A slowing market will grow the number of trailer fee transactions as brokers confront a spike in rock-bottom renewal rates – an effort on the part of some lenders to block switches, they charge.
“I, for one, am going to be doing more trailer-fee-option deals,” Mike Hattim, an agent with Dominion Lending Centres Forest City Funding told MortgageBrokerNews.ca. “I’m truly starting to realize where the competition really lies now and it’s not just with other brokers or the banks but with some monolines.”
Hattim is one of several brokers now pointing to clients who’ve been presented renewal offers that, in some cases, proffer rates 10 basis point or 20 off of the marketplace average.
That aggressive stance is one most brokers simply can’t match as they scout around for potential switches. The fact that those rates are being presented even before the threat of a switch means brokers are locked out of the competition before it’s begun, says Hattim.

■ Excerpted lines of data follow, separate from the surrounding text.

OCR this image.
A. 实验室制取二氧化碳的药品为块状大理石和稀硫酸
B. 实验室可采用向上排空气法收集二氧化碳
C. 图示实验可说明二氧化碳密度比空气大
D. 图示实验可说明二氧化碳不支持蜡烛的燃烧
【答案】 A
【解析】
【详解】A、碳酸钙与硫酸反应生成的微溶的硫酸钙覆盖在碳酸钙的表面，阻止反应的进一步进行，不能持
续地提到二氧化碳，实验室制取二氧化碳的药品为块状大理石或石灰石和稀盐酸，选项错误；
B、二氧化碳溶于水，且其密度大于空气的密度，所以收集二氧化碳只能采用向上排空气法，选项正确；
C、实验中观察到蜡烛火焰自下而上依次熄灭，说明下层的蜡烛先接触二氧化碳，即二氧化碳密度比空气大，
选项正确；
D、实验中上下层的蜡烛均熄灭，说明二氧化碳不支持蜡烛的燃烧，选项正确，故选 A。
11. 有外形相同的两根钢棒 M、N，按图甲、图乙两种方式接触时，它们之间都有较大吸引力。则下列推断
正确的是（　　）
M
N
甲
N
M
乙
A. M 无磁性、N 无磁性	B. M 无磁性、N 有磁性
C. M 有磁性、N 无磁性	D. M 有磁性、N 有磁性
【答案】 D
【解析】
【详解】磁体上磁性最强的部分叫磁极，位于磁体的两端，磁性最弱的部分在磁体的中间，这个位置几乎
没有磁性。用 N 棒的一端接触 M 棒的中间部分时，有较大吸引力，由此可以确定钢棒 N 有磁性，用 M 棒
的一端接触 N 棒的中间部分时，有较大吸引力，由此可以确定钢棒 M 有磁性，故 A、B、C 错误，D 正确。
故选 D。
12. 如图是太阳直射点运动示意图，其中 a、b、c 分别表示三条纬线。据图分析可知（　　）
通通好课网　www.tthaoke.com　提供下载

While ostensibly that accrues to the benefit of clients, it has rubbed some brokers the wrong way as they look to shore up revenue with a falling number of new mortgages at their disposal. It’s also likely to drive up interest in trailer fees – a way of ensuring pay at renewal. Althought that won't likely help brokers through the current market slump.
They may have to lump the increased competition as lenders fight for retention. That doesn't mean they like it.
“”I guess what I haven’t thought was very productive about these renewal rate offers is that it seems as though the broker – the person who brought the client to the lender in the first place -- is now being shut out,” said Hattim. “This is supposed to be a partnership between brokers and lenders.”